In the prevailing era, an influential shape memory alloy (SMA) nitinol has emerged as a potentially viable and economically affordable material that is capable of playing a significant role in both existing and emerging technological applications spanning the domains of aircraft and aerospace, biomaterials in bioengineering, sensors in health monitoring, advanced manufacturing, and microelectromechanical systems (MEMS), to name a few. A high strain recovering capability coupled with superelasticity are two key and essential characteristics of a “smart” material that distinguish it easily from its conventional counterparts. The phase transformation behavior shown by nitinol (NiTi) was found to be governed by intrinsic variations in temperature.
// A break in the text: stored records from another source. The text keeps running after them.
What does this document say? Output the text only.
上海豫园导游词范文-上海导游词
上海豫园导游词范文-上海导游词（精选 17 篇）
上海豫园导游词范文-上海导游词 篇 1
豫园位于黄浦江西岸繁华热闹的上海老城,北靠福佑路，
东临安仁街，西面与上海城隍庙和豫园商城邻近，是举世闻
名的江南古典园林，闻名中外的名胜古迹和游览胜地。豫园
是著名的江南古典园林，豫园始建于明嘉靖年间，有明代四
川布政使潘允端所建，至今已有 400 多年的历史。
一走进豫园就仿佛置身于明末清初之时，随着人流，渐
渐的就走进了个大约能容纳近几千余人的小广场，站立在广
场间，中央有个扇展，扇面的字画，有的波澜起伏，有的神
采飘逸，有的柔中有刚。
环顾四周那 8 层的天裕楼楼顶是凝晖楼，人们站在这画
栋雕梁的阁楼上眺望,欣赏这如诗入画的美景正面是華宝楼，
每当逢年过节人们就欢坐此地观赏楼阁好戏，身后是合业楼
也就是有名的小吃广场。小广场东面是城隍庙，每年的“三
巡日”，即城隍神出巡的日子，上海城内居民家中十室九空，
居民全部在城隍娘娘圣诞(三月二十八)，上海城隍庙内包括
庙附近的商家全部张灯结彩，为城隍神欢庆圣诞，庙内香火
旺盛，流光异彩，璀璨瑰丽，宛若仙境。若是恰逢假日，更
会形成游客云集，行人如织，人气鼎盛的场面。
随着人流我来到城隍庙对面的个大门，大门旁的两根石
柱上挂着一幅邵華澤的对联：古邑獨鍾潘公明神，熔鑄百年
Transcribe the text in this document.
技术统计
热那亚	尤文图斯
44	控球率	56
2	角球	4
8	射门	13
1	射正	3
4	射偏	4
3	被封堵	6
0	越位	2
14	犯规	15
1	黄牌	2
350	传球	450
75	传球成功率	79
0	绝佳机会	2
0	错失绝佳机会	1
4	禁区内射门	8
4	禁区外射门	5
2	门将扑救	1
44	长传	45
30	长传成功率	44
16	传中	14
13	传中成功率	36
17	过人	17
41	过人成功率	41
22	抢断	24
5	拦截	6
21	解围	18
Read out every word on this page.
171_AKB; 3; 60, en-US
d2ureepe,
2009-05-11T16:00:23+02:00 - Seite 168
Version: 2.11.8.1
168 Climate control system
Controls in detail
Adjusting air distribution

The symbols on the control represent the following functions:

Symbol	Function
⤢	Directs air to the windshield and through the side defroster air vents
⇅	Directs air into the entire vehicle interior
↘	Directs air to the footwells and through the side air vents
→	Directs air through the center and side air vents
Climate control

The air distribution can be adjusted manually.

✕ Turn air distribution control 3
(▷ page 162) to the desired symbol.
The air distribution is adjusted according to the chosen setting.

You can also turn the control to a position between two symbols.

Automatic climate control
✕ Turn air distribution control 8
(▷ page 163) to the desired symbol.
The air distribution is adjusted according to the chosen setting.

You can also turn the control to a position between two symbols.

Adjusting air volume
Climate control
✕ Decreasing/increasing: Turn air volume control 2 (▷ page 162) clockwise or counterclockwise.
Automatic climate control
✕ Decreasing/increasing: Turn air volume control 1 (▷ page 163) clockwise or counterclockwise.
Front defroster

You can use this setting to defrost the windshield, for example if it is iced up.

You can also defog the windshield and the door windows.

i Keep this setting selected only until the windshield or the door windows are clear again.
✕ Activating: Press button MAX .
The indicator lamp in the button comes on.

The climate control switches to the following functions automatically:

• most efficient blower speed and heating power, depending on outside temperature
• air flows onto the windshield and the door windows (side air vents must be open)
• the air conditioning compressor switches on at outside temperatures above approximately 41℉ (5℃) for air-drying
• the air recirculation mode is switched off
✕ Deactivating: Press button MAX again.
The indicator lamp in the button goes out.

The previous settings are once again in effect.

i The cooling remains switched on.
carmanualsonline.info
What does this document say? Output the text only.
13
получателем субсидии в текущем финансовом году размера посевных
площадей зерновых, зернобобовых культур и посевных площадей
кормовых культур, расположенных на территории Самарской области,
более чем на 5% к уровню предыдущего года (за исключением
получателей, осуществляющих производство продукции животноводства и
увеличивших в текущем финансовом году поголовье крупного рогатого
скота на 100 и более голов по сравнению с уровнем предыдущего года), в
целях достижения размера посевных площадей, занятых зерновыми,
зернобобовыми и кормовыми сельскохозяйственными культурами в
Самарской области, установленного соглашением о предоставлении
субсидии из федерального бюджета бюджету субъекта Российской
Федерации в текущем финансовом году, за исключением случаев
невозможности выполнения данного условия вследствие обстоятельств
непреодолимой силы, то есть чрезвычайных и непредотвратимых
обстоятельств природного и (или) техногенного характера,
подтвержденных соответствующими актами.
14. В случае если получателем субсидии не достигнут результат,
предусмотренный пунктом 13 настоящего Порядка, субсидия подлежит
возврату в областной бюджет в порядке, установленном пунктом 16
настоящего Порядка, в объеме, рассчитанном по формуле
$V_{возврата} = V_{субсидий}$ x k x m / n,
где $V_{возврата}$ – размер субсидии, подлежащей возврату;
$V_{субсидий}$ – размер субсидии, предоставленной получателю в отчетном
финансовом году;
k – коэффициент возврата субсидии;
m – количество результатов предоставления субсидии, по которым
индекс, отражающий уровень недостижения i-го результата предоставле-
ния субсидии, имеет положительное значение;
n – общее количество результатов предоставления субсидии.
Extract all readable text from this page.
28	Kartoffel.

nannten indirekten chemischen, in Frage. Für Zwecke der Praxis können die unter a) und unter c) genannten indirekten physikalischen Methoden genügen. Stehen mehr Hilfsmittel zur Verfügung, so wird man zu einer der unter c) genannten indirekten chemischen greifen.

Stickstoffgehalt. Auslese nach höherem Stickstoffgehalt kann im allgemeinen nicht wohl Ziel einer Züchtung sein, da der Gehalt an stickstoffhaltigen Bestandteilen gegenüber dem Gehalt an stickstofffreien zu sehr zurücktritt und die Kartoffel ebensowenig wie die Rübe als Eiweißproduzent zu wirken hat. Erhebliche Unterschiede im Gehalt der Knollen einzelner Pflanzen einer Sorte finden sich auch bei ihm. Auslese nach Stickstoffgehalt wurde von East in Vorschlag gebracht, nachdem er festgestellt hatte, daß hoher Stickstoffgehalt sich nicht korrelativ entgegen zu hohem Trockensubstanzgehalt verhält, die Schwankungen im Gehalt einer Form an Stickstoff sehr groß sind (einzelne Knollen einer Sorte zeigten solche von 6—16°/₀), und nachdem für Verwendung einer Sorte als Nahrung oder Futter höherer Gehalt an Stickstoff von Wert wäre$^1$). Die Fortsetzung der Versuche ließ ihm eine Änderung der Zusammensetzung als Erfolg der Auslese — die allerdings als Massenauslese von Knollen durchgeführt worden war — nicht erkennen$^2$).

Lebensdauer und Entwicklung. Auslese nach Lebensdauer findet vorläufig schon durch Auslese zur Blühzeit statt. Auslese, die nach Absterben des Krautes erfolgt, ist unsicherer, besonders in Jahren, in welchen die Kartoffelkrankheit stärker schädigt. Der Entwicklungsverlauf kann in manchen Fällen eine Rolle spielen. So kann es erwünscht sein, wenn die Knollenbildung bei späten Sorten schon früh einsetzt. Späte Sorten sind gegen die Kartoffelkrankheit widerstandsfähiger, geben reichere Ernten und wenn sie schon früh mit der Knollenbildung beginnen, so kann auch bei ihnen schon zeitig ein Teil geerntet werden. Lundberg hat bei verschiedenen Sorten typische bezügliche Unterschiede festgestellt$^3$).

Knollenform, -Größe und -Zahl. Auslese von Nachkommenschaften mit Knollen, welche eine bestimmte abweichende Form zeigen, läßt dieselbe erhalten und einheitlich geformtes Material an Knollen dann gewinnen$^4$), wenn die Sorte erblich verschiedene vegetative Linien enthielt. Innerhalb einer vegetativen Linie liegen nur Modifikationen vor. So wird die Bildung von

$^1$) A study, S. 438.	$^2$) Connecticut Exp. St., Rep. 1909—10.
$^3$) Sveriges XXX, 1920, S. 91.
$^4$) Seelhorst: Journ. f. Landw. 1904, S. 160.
In order to obtain the desired application-based functionality of this high performing material, potentially viable approaches include the following: (i) an alteration of its chemical composition, (ii) the addition of ternary elements and quaternary elements, and (iii) the use different processing treatments. These approaches are being constantly studied, carefully and systematically examined and frequently reported in the published literature. In this manuscript, an effort is made to present and discuss several of the recent advances specific to the NiTi-based shape memory alloy applications and its phase transformation behaviour when subject to processing treatments. The influence of compositional variation of the NiTi-based shape memory alloys (SMAs) and even its ternary variants and quaternary variants, coupled with the role and/or influence of different processing treatments on both macroscopic properties and microscopic properties is the focus. The emphasis on increasing the suitability of shape memory alloys (SMSs) for selection and use in a spectrum of sensing-related or sensing specific applications is highlighted and briefly discussed.

Keywords: Compositional variation, NiTi-based shape memory alloy (SMA), Phase transformation behaviour, Processing treatments, Shape memory alloy (SMA).